Significant steps have also been taken to empower people affected by the use of AI systems, including a requirement to notify and provide explanations to people who are affected by AI-based decisions or outcomes, and remedies for when rights have been violated.
Lingering concerns on definition of ‘high risk’ and AI in migration
There is a danger that the safeguards the Parliament has put in place against risky AI systems will be compromised by the proposed changes to the risk classification process in Article 6 of the AI Act.

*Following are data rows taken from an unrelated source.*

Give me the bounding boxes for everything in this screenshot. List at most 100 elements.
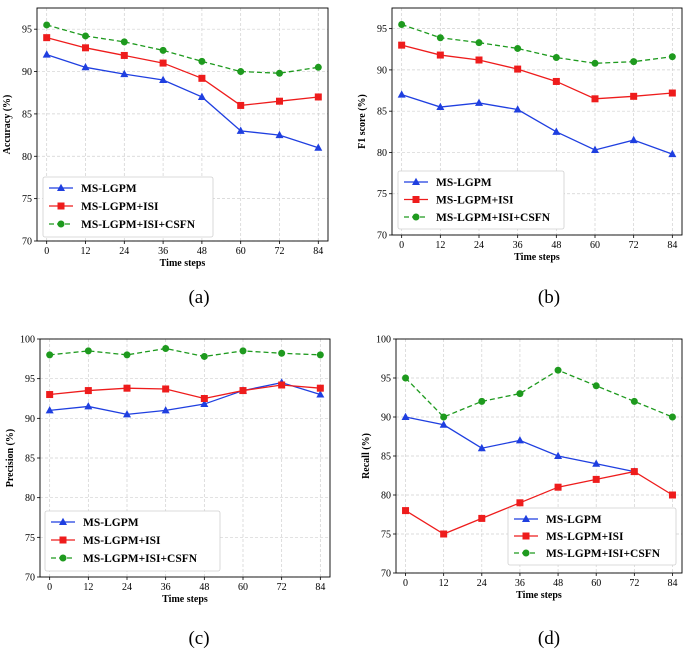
precision-series-2-point-7 bbox=[316, 351, 324, 359]
recall-ytick-label-2: 80 bbox=[381, 491, 391, 502]
recall-series-1-point-3 bbox=[516, 499, 524, 507]
precision-series-0-point-3 bbox=[161, 406, 170, 414]
accuracy-series-1-line-0 bbox=[46, 37, 319, 107]
accuracy-legend-marker-2 bbox=[57, 220, 65, 228]
accuracy-series-2-point-2 bbox=[120, 38, 128, 46]
accuracy-series-0-point-7 bbox=[314, 143, 323, 151]
precision-legend-label-0: MS-LGPM bbox=[83, 517, 139, 529]
precision-legend-marker-1 bbox=[59, 536, 67, 544]
f1-xlabel: Time steps bbox=[514, 252, 560, 263]
accuracy-legend-box bbox=[42, 176, 214, 238]
panel-f1-score: 0 12 24 36 48 60 72 84 70 75 80 85 90 95 Time steps F1 … bbox=[357, 7, 683, 263]
f1-series-2-line-0 bbox=[401, 23, 673, 64]
recall-legend: MS-LGPM MS-LGPM+ISI MS-LGPM+ISI+CSFN bbox=[507, 507, 677, 566]
recall-series-2-point-4 bbox=[554, 366, 562, 374]
f1-legend-label-2: MS-LGPM+ISI+CSFN bbox=[436, 212, 551, 224]
f1-series-2-point-4 bbox=[552, 54, 560, 62]
accuracy-xtick-label-4: 48 bbox=[197, 246, 207, 257]
precision-ytick-label-1: 75 bbox=[25, 533, 35, 544]
precision-series-2-line-0 bbox=[49, 347, 321, 358]
accuracy-series-0-line-0 bbox=[46, 53, 319, 149]
precision-series-0-point-4 bbox=[200, 399, 209, 408]
recall-series-1-point-1 bbox=[440, 530, 448, 538]
accuracy-ytick-label-1: 75 bbox=[22, 194, 32, 205]
accuracy-series-1-point-0 bbox=[43, 34, 51, 42]
precision-series-0-point-7 bbox=[316, 390, 325, 398]
recall-xtick-label-5: 60 bbox=[591, 578, 601, 589]
accuracy-xtick-label-5: 60 bbox=[236, 246, 246, 257]
precision-ytick-label-3: 85 bbox=[25, 454, 35, 465]
f1-ytick-label-4: 90 bbox=[377, 65, 387, 76]
accuracy-series-1-point-5 bbox=[237, 101, 245, 109]
precision-xtick-label-0: 0 bbox=[47, 582, 52, 593]
recall-xtick-label-6: 72 bbox=[629, 578, 639, 589]
f1-series-1-point-5 bbox=[591, 95, 599, 103]
f1-xtick-label-6: 72 bbox=[629, 240, 639, 251]
f1-xtick-label-4: 48 bbox=[551, 240, 561, 251]
accuracy-xtick-label-6: 72 bbox=[275, 246, 285, 257]
precision-series-0-point-2 bbox=[123, 410, 131, 418]
accuracy-series-1-point-2 bbox=[120, 51, 128, 59]
accuracy-ytick-label-0: 70 bbox=[22, 237, 32, 248]
f1-series-1-point-3 bbox=[514, 65, 522, 73]
accuracy-series-1-point-3 bbox=[159, 59, 167, 67]
recall-xtick-label-4: 48 bbox=[553, 578, 563, 589]
accuracy-series-2-point-4 bbox=[198, 57, 206, 65]
f1-series-0-point-3 bbox=[513, 105, 522, 113]
recall-legend-label-2: MS-LGPM+ISI+CSFN bbox=[546, 548, 661, 560]
precision-legend-marker-0 bbox=[59, 517, 67, 525]
recall-ytick-label-0: 70 bbox=[381, 569, 391, 580]
precision-series-1-line-0 bbox=[49, 384, 321, 400]
f1-series-1-point-2 bbox=[475, 56, 483, 64]
accuracy-series-2-point-3 bbox=[159, 46, 167, 54]
accuracy-series-1-point-1 bbox=[82, 44, 89, 52]
precision-xtick-label-6: 72 bbox=[277, 582, 287, 593]
accuracy-legend-marker-0 bbox=[57, 183, 65, 191]
precision-xtick-label-5: 60 bbox=[238, 582, 248, 593]
precision-series-2-point-0 bbox=[46, 351, 54, 359]
f1-legend-label-0: MS-LGPM bbox=[436, 177, 492, 189]
recall-legend-label-1: MS-LGPM+ISI bbox=[546, 531, 624, 543]
recall-series-1-line-0 bbox=[405, 470, 673, 535]
recall-ylabel: Recall (%) bbox=[361, 433, 372, 479]
recall-series-1-point-4 bbox=[554, 483, 562, 491]
f1-series-2-point-3 bbox=[514, 44, 522, 52]
precision-legend-label-1: MS-LGPM+ISI bbox=[83, 535, 161, 547]
recall-xlabel: Time steps bbox=[516, 590, 562, 601]
precision-xtick-label-7: 84 bbox=[315, 582, 325, 593]
precision-series-2-point-5 bbox=[239, 347, 247, 355]
f1-ytick-label-2: 80 bbox=[377, 148, 387, 159]
recall-series-2-point-6 bbox=[630, 397, 638, 405]
precision-series-1-point-1 bbox=[84, 387, 92, 395]
recall-series-2-point-3 bbox=[516, 390, 524, 398]
f1-series-0-point-2 bbox=[475, 98, 483, 106]
precision-series-0-point-0 bbox=[45, 406, 54, 414]
accuracy-series-1-point-7 bbox=[314, 93, 322, 101]
accuracy-series-0-point-0 bbox=[42, 50, 51, 58]
f1-plot-frame bbox=[391, 7, 683, 236]
precision-xtick-label-3: 36 bbox=[161, 582, 171, 593]
f1-series-0-line-0 bbox=[401, 94, 673, 155]
recall-ytick-label-5: 95 bbox=[381, 374, 391, 385]
accuracy-series-0-point-3 bbox=[159, 75, 168, 84]
precision-series-0-point-1 bbox=[84, 402, 93, 410]
caption-b: (b) bbox=[538, 287, 560, 308]
precision-series-1-point-2 bbox=[123, 384, 131, 392]
recall-xtick-label-0: 0 bbox=[403, 578, 408, 589]
recall-series-1-point-2 bbox=[478, 514, 486, 522]
recall-xtick-label-1: 12 bbox=[439, 578, 449, 589]
f1-series-2-point-0 bbox=[398, 21, 406, 29]
f1-ytick-label-5: 95 bbox=[377, 24, 387, 35]
precision-legend: MS-LGPM MS-LGPM+ISI MS-LGPM+ISI+CSFN bbox=[44, 510, 221, 572]
precision-series-2-point-1 bbox=[84, 347, 92, 355]
precision-legend-box bbox=[44, 510, 221, 572]
accuracy-legend-label-0: MS-LGPM bbox=[81, 183, 137, 195]
precision-ytick-label-6: 100 bbox=[20, 335, 35, 346]
accuracy-ytick-label-4: 90 bbox=[22, 67, 32, 78]
recall-series-2-point-0 bbox=[402, 374, 410, 382]
f1-legend-marker-0 bbox=[412, 177, 420, 185]
recall-ytick-label-3: 85 bbox=[381, 452, 391, 463]
f1-series-2-point-2 bbox=[475, 39, 483, 47]
recall-xtick-label-7: 84 bbox=[667, 578, 677, 589]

The change provides a large loophole for AI developers (with an incentive to under-classify) to argue that they should not be subject to legislative requirements. The changes proposed to Article 6 pave the way for legal uncertainty, fragmentation, and ultimately, risks undermining the EU AI Act. We will continue pushing against these loopholes favouring industry actors over people’s rights.
Furthermore, the European Parliament has stopped short of protecting the rights of migrants from discriminatory surveillance. The MEPs failed to include in the list of prohibited practices where AI is used to facilitate illegal pushbacks, or to profile people in a discriminatory manner. Without these prohibitions the European Parliament is paving the way for panopticon at the EU border.
Unfortunately, the Parliament is proposing some very worrying changes relating to what counts as 'high-risk' AI. With the changes in the text, developers will be able to decide if their system is 'significant' enough to be considered high risk, a major red flag for the enforcement of this legislation.
What’s Next
A plenary vote with all MEPs is expected to take place in June, which will finalise the Parliament’s position on the AI Act. After that, we will enter a period of inter-institutional negotiations with the Member States before this regulation can be passed and become EU law. The broad civil society coalition will continue centering people in these negotiations.